Masculine/Feminine: Garrel Offers Yet Another Take On A Romantic Rift
Pierre (Stanislas Merhar) is married to Manon (Clotilde Courau), and the two work on films together–he as the director, her, in his “shadow,” the editor, camera operator, etc. (Their latest documentary shoot includes an interview with a purported Resistance Fighter talking about his experience warring against Nazis.) Pierre meets Elizabeth (Lena Paugam) while she wheeling a stack of 35mm canisters to her car, and the two quickly begin to have an affair. Moral judgements against Pierre, and therefore masculinity in general ensue, only to shift when it turns out Manon isn’t entirely innocent either.
Beautifully photographed by master Swiss DP Renato Berta in shimmery, silvered black-and-white photography, the image is strikingly gothic whenever a scene takes place indoors.
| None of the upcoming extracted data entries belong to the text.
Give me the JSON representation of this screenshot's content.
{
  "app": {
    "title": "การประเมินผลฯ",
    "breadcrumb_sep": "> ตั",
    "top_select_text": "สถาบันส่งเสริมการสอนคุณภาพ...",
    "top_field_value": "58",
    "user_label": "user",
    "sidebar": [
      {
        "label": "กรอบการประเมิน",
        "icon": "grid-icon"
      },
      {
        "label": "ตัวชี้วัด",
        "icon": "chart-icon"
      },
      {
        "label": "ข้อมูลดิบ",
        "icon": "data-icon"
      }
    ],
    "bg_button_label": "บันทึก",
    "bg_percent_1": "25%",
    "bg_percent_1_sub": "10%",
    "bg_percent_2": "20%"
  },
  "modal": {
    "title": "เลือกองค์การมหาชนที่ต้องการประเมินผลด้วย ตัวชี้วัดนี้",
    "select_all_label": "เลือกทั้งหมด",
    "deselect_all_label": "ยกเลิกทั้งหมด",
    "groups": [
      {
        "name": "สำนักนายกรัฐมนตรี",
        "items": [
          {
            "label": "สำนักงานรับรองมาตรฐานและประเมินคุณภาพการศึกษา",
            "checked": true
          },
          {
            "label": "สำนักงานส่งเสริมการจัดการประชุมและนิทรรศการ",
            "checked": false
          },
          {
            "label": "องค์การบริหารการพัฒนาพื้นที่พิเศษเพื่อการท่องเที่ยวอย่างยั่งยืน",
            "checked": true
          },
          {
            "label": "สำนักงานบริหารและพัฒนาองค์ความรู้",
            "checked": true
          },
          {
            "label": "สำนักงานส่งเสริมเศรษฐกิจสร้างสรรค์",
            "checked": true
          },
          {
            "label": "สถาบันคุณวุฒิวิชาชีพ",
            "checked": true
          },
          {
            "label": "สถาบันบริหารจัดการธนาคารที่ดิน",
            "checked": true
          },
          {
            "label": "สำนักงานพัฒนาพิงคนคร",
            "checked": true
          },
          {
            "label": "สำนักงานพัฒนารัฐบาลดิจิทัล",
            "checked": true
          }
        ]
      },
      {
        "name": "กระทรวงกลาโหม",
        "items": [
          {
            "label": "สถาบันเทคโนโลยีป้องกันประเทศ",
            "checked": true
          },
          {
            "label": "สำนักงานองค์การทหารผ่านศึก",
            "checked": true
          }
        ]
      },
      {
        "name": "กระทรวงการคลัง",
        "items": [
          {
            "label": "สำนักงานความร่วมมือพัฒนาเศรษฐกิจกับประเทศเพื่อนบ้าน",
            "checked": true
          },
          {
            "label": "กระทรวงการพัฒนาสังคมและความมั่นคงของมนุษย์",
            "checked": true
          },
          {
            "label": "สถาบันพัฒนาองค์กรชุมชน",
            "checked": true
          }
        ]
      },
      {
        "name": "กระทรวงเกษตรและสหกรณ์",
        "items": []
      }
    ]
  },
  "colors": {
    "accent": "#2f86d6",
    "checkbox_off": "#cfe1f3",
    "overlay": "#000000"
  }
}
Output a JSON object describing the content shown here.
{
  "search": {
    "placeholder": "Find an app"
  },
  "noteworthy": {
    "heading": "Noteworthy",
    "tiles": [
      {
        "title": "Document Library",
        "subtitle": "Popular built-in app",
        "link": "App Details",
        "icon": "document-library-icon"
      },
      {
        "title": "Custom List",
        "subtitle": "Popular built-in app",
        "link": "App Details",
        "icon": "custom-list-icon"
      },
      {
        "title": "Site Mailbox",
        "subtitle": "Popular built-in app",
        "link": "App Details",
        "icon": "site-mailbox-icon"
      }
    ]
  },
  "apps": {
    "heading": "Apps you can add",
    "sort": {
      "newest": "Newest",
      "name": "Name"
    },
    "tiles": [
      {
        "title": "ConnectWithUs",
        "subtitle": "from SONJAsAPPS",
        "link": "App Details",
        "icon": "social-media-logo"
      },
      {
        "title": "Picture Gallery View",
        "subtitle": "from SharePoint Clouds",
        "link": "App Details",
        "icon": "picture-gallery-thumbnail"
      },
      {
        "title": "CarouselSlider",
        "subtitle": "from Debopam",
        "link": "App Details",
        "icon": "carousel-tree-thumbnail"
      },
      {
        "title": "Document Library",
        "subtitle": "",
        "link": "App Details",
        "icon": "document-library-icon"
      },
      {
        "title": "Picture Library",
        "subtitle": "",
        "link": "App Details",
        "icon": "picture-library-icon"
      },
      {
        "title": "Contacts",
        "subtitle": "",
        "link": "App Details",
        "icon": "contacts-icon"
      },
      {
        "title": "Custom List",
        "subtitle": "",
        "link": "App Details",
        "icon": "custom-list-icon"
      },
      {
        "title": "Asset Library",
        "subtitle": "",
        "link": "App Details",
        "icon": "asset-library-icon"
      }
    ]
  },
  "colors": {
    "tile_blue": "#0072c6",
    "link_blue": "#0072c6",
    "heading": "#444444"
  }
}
This quality is no doubt also attributable to Merhar’s droll, even vampiric performance in the lead. His body, as if stricken with rigor mortis, barely seems to exist among the living–especially so when he is in the company of a woman. “You suck the life from me,” he tells Elizabeth during an argument, as if the fangs of love renders any (or as Garrel might believe, every) man into an undead corpse. Indeed, this could well be deemed Garrel’s “vampire movie”; Pierre, fired up by love in one late moment, even excitedly goes for the neck of one lover before apologizing goofily.
Humor is not a new element in Garrel’s sensibility, but many will be surprised how light and winking some of this film’s more frank moments are. Garrel, long interested in Freudian psychoanalysis as a major source of inspiration, has spoken of humor as a release for the audience upon our recognition of a truth that we’ve long repressed from our consciousness. Specious as this might be, In the Shadow of Women does feel like a device for Garrel’s own exorcism of the undesirable impulses he attributes as an intrinsic trait of masculinity. “Don’t blame me for being a man,” says Merhar–that is, Pierre; that is, Garrel, certainly with a grin on his face.
Reviewed on May 15th at the 2015 Cannes Film Festival – Directors’ Fortnight – 73 mins.